For many, the Commonwealth bond between Britain and Australia has been one of the world's strongest, built on a shared history and monarchy which has seen Australians fighting alongside the British in both world wars, and both nations enjoying a longstanding rivalry in major sports like rugby and cricket, something neither shared with the US, for instance.
Adding to the forces pushing Australians away from this island is a major one pulling them back to their own, which transcends economic or bureaucratic considerations.
"Australian society has transformed in the last 10 years," affirms Dale Eaton, director of The Britain-Australia Society whose membership has dropped 30% over the last year.
"The cultural cringe has evaporated and Australia is now a super-confident country with high expectations of quality and service - a country at the top of its game."
This view is echoed by Simon Larcey, a Melbourne-based entrepreneur who established an online portal for expats in London before he returned home when the recession bit. "When I moved to London in '95 it had everything and Australia seemed tiny in comparison. But since then Australia has matured heaps. Today we've as good or better opportunities than London did in the boom and we're close to Asia - a huge opportunity for ambitious entrepreneurs."
Indeed, China and Japan have become two of Australia's largest trading partners.
Accordingly today's newer, sparser breed of Australian arriving on British shores has quite different priorities to those who voyaged around the world a decade or two ago - no longer so inclined to pull pints to fund their customary trips to Munich's Oktoberfest and Anzac Day in Gallipoli.
Those still here tend more towards the higher strata of the workplace, says Eaton: "White-collar professionals - lawyers and accountants - rather than backpackers and barmen."
Nonetheless, Australians have long been established as much-loved entertainers in the UK ever since Barry Humphries, the comic legend behind the characters Barry McKenzie and Dame Edna Everage, first moved to England in 1959. Since then, Australian faces in the UK arts and media - Kylie Minogue, John Pilger, Nick Cave - have become a familiar fixture.

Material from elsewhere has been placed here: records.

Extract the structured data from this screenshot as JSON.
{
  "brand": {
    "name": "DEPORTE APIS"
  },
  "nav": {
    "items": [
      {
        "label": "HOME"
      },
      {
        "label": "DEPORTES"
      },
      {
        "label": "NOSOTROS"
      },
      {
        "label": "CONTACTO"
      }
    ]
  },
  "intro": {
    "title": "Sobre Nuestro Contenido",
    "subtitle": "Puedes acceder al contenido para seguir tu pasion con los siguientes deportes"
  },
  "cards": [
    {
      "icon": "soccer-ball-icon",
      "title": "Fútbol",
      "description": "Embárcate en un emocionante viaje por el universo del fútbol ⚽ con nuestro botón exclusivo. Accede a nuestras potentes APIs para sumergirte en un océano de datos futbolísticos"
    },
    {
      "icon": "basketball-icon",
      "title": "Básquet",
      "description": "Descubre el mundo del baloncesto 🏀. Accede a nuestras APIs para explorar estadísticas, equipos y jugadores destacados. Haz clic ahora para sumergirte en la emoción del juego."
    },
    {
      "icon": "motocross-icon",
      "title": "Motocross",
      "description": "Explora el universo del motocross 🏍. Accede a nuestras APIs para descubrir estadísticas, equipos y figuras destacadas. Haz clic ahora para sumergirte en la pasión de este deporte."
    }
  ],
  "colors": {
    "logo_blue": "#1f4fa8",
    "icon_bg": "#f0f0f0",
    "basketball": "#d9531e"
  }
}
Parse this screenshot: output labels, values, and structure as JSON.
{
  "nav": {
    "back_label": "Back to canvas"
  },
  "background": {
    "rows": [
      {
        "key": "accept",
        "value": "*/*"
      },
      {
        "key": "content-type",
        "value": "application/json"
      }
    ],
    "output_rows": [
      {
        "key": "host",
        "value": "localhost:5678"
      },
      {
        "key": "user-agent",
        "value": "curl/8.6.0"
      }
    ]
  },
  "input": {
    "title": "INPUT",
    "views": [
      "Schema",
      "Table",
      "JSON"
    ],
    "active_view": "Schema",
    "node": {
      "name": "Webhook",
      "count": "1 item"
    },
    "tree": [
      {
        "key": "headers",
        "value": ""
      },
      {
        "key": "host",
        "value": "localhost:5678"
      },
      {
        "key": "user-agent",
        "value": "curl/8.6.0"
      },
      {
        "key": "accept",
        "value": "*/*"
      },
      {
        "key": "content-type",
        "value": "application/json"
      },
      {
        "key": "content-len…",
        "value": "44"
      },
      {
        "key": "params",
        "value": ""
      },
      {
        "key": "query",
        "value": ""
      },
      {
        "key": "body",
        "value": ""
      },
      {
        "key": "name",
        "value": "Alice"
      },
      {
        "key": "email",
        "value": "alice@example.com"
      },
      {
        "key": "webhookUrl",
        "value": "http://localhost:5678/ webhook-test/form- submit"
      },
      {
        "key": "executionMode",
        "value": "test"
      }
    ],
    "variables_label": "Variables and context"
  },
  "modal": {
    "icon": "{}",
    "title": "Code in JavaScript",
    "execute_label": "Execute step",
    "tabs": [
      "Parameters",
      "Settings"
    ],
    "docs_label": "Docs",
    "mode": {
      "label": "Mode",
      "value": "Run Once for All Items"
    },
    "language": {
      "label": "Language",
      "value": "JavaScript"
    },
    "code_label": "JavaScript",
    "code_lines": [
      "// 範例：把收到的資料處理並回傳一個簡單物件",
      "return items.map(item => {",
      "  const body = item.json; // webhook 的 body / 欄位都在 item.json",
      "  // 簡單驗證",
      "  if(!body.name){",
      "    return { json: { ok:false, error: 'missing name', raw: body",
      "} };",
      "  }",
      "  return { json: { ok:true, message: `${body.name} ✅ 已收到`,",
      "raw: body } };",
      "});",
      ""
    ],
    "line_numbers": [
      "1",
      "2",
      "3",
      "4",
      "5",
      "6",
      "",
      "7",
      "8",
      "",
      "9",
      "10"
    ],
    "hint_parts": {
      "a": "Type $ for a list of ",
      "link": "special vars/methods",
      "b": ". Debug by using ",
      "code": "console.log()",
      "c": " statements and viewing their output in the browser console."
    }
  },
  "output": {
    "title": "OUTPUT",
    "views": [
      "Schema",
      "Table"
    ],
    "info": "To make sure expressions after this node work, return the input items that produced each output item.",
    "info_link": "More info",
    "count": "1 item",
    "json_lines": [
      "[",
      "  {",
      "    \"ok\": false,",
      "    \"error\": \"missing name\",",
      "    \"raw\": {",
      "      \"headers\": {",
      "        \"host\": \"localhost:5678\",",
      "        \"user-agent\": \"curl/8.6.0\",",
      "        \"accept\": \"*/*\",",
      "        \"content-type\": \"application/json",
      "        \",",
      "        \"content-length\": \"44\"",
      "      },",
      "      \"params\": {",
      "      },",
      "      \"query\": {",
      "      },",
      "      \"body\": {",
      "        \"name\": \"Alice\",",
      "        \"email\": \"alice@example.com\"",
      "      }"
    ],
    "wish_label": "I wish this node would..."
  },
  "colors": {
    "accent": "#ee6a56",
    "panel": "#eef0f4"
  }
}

A relatively recent addition is Sydney-born-London-based novelist Kathy Lette, whose Mad Cows and Foetal Attraction featured plot lines about Australians moving to the UK.
"Previous generations, Clive James, Germaine Greer etc, felt they had to prove themselves by 'making it' in Britain," she says.
"But no longer. Australians have not only come of age culturally but we've also realised we're actually part of Asia. Young Aussies now tend to want to explore Vietnam, Indonesia, Japan and China, rather than freezing their bits off in a Hackney bedsit.
"Some Brits also have a condescension chromosome when it comes to Antipodeans. They presume our record collections are criminal, not classical. Young Aussies are perhaps weary of this. You'll miss us when we're gone, though."
There is still some way to go, however, before younger Australians become as vulnerable a species in the UK as koalas have back home.